Just because the real bad storms took a 20 or 30 year vacation does not mean that they were gone forever.

Posted by: Quietman | Sep 4, 2008 6:05:03 PM

Virginia
It is not so we don't have to change, its so we dont do the wrong thing AGAIN.

Posted by: Quietman | Sep 4, 2008 6:06:36 PM

Global Warming...makes for a great debate doesn't it? Granted it can't be denied that there is climate change in many parts of the world...but how much is mankind actually responsible for and can we stop the ineviable? Or is this just another one Mother Earth's changing cycles that science has proven time and time again to be normal. The Earth has gone through quite a few global warming and cooling periods and may have caused several mass extinctions in the process. I've even heard about how there was no polar ice caps during the age of the dinosaurs (I want to say the Mesozoic period--but I may be wrong)and that the Earth was much more Tropical during that time. I don't discredit science--but the alarmists also need to tone it down a little as well. Who would have guessed that 65 million years ago that an Asteriod would end life as the dinosaurs knew it and make way for mammals to evolve and prosper (thus the reason we don't have to constantly worry if T-Rex is hungry tonight and wants a human midnight snack. 15 years ago anyone who claimed a large rock from outer space ended the reign of the dinosaurs was called a crackpot, and who knows maybe we are warming a little faster than normal because of our activities, but that question won't be truely answered until later on in time when scientists can look back on today's climate and compare it with their current climate models. But that is neither here nor there since I'm still waiting on the "Big One" (Earthquake) that's been overdue for the last 30 years to turn Los Angeles and most of Southern California an island.

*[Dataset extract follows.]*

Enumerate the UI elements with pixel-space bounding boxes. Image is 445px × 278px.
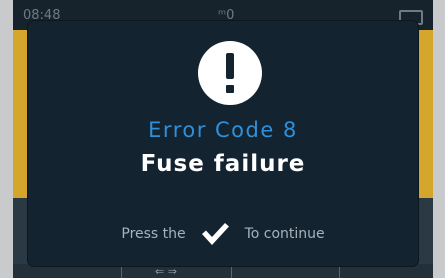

Posted by: my two cents | Sep 5, 2008 1:19:08 AM

NO, more people are moving to live in Hurricane prone areas. The population is increasing and choosing to live in ares suseptible to hurricanes. The amount of damage is relative to the amount of industrialization and people living there. It's not the strength of the hurricanes. It's the amount of people that are in the path of them that pshes the numbers up. The amount and strength of hurricanes fluctuates thanks to el ninio/la nina warming patterns and has nothing to do with the earth bound "enviroment" NOTHING!

Posted by: argh! | Sep 8, 2008 12:35:25 PM

my two cents
Are you aware that LA had smog before the invention of the IC engine? That is why CARB had increased restrictions on NOx and less on HC and CO tacked to the 1975 Clean Air Act and was granted a seperate set of specs. Now all 50 states use CAL spec even though the other 49 do not have the same NOx problems.

Posted by: Quietman | Sep 9, 2008 2:56:47 PM

If this information is true, then I believe within the next 10 years we will start seeing a mass exodus of people moving away from the Caribbean, as well as the coast of Mexico. However I feel that Americans will continue to rebuild after every hurricane, and that we will never learn not to build in an area that is in yearly danger of hurricanes.

Posted by: Kyle | Sep 11, 2008 8:47:51 AM

If this information is true, then I believe within the next 10 years we will start seeing a mass exodus of people moving away from the Caribbean, as well as the coast of Mexico. However I feel that Americans will continue to rebuild after every hurricane, and that we will never learn not to build in an area that is in yearly danger of hurricanes.